Heroku no longer using a global request queue
February 17 2011
I recently moved a larger Rails app over to Heroku and have been overjoyed with the ease of use and performance. All is going great, except for one problem; occasional H12 timeout errors on requests that normally take less then 200ms. A H12 error on Heroku means that a dyno did not return a response to the request within 30 seconds. The app was not overloaded and had plenty of spare dynos available to serve these requests, after a bit of testing, I found out why I was seeing these errors.
Contrary to Heroku documentation 1, Heroku is no longer using a setup that waits until a dyno is available before handing that request off to a dyno. Their current setup immediatly routes a request from the mesh layer to dyno in either a random or round robin fashion. This leads to a situation where in if there is a long running request that a dyno is handling, short requests can get queued behind it and ultimately timeout or be seriously delayed. This behavior is confirmed by Heroku:
If you have 2 dynos, and 1 is running “forever”, then 50% of your requests to your app will timeout. This is expected behavior on Heroku today. 2
You’re correct, the routing mesh does not behave in quite the way described by the docs. We’re working on evolving away from the global backlog concept in order to provide better support for different concurrency models, and the docs are no longer accurate. The current behavior is not ideal, but we’re on our way to a new model which we’ll document fully once it’s done. 3
The admin section of the app I recently moved over to Heroku is used daily by 20 or so employees. Their work flow has them making a few longer running requests to the app for report generation, sending emails, and file uploads. Most of these requests don’t take longer then 5-10 seconds and that was never a problem, but now it is. If the app has 5 dynos and one request takes 15 seconds, in the first second 20% of the requests to the app will have a 15 second delay. The next second, 20% of the apps request will have a 14 second delay and so on. The other 4 dynos may be available, but that one dyno will have a large and growing backlog. A simple request to the front page of the site that should take ~200ms could take over 15s.

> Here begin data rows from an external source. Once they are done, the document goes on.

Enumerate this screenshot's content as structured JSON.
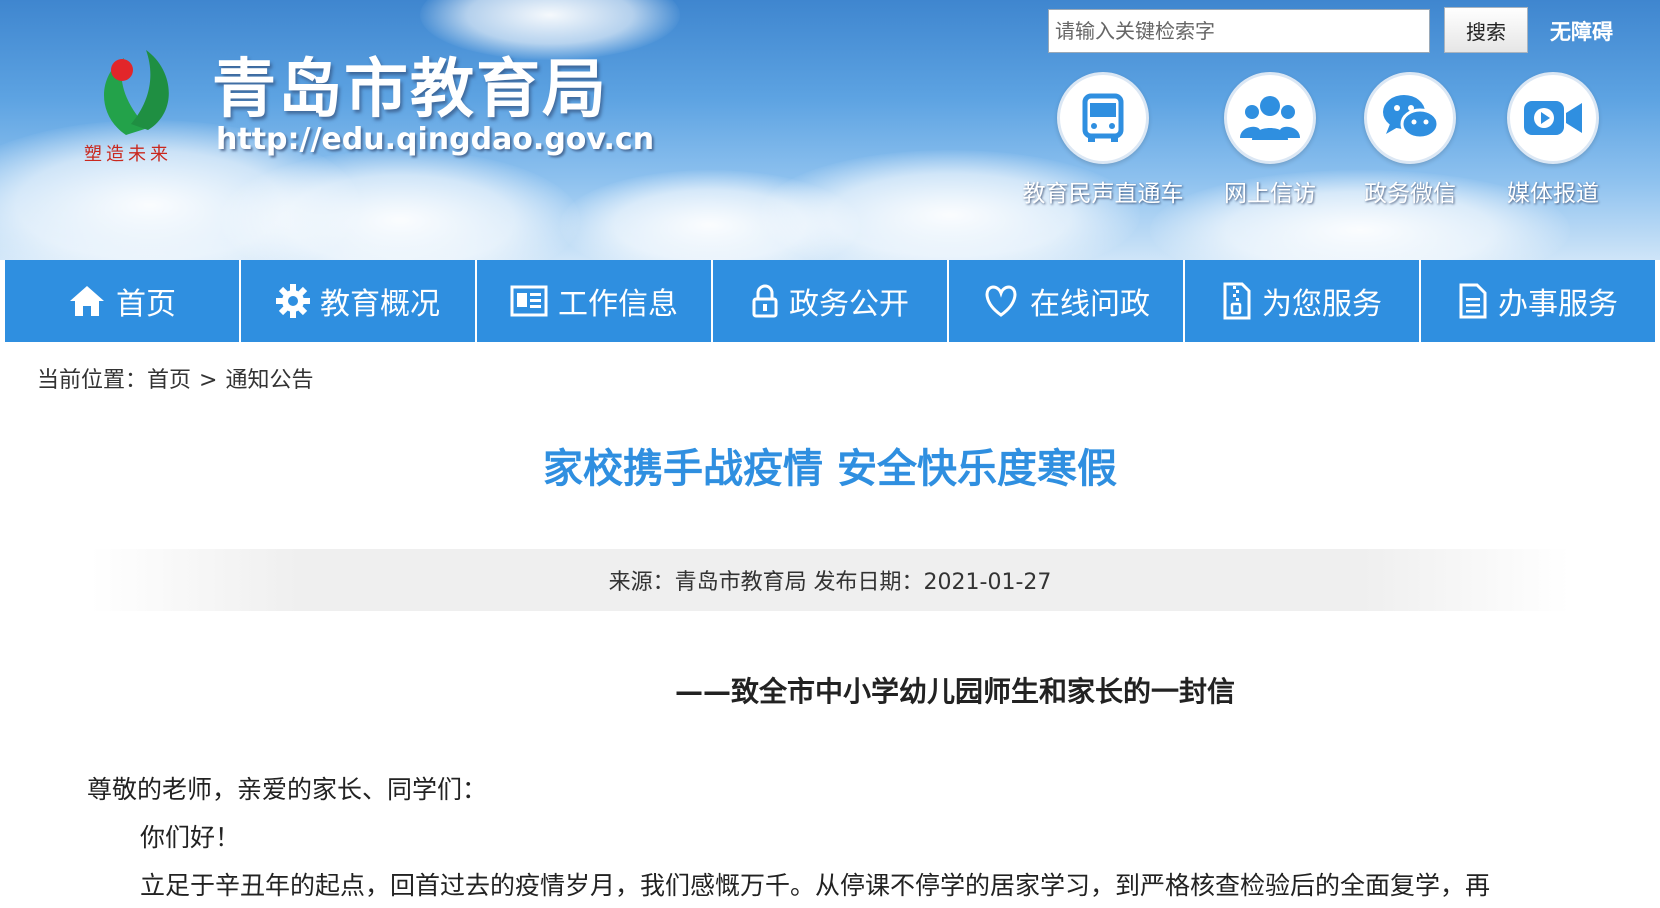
{
  "header": {
    "site_title": "青岛市教育局",
    "site_url": "http://edu.qingdao.gov.cn",
    "slogan": "塑造未来",
    "search": {
      "placeholder": "请输入关键检索字",
      "value": "",
      "button_label": "搜索"
    },
    "accessibility_label": "无障碍",
    "quick_links": [
      {
        "label": "教育民声直通车",
        "icon": "bus-icon"
      },
      {
        "label": "网上信访",
        "icon": "people-icon"
      },
      {
        "label": "政务微信",
        "icon": "wechat-icon"
      },
      {
        "label": "媒体报道",
        "icon": "video-icon"
      }
    ]
  },
  "nav": {
    "items": [
      {
        "label": "首页",
        "icon": "home-icon"
      },
      {
        "label": "教育概况",
        "icon": "gear-icon"
      },
      {
        "label": "工作信息",
        "icon": "newspaper-icon"
      },
      {
        "label": "政务公开",
        "icon": "lock-icon"
      },
      {
        "label": "在线问政",
        "icon": "heart-icon"
      },
      {
        "label": "为您服务",
        "icon": "document-icon"
      },
      {
        "label": "办事服务",
        "icon": "file-icon"
      }
    ]
  },
  "breadcrumb": {
    "prefix": "当前位置：",
    "home": "首页",
    "separator": ">",
    "current": "通知公告"
  },
  "article": {
    "title": "家校携手战疫情 安全快乐度寒假",
    "meta": "来源：青岛市教育局 发布日期：2021-01-27",
    "subtitle": "——致全市中小学幼儿园师生和家长的一封信",
    "salutation": "尊敬的老师，亲爱的家长、同学们：",
    "greeting": "你们好！",
    "paragraph1": "立足于辛丑年的起点，回首过去的疫情岁月，我们感慨万千。从停课不停学的居家学习，到严格核查检验后的全面复学，再"
  },
  "colors": {
    "nav_blue": "#2f8fe0",
    "title_blue": "#2f8fe0",
    "header_sky": "#5da3e2"
  }
}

At this point I have 3 options if I want to remain on Heroku. Optimize these report generators to the point they all take less than 1s. (easier said then done). The request could send the report to Delayed::Job, which saves the report output to S3. (Introduces more lag for the employee). Duplicate the app on Heroku and send all admin requests to this second app that the public never hits.
Heroku is a great service and the purpose of this post is not to speak bad about them, but to highlight the current backlog queue situation and provide anyone else an explanation if they are researching the same strange behavior. Though I do hope this may encourage Heroku to update their documentation and focus on getting a new backlog queue in place.
Update: Heroku has updated their documentation to mostly reflect how their backlog works. It still mentions the mesh holding a request until a dyno becomes available.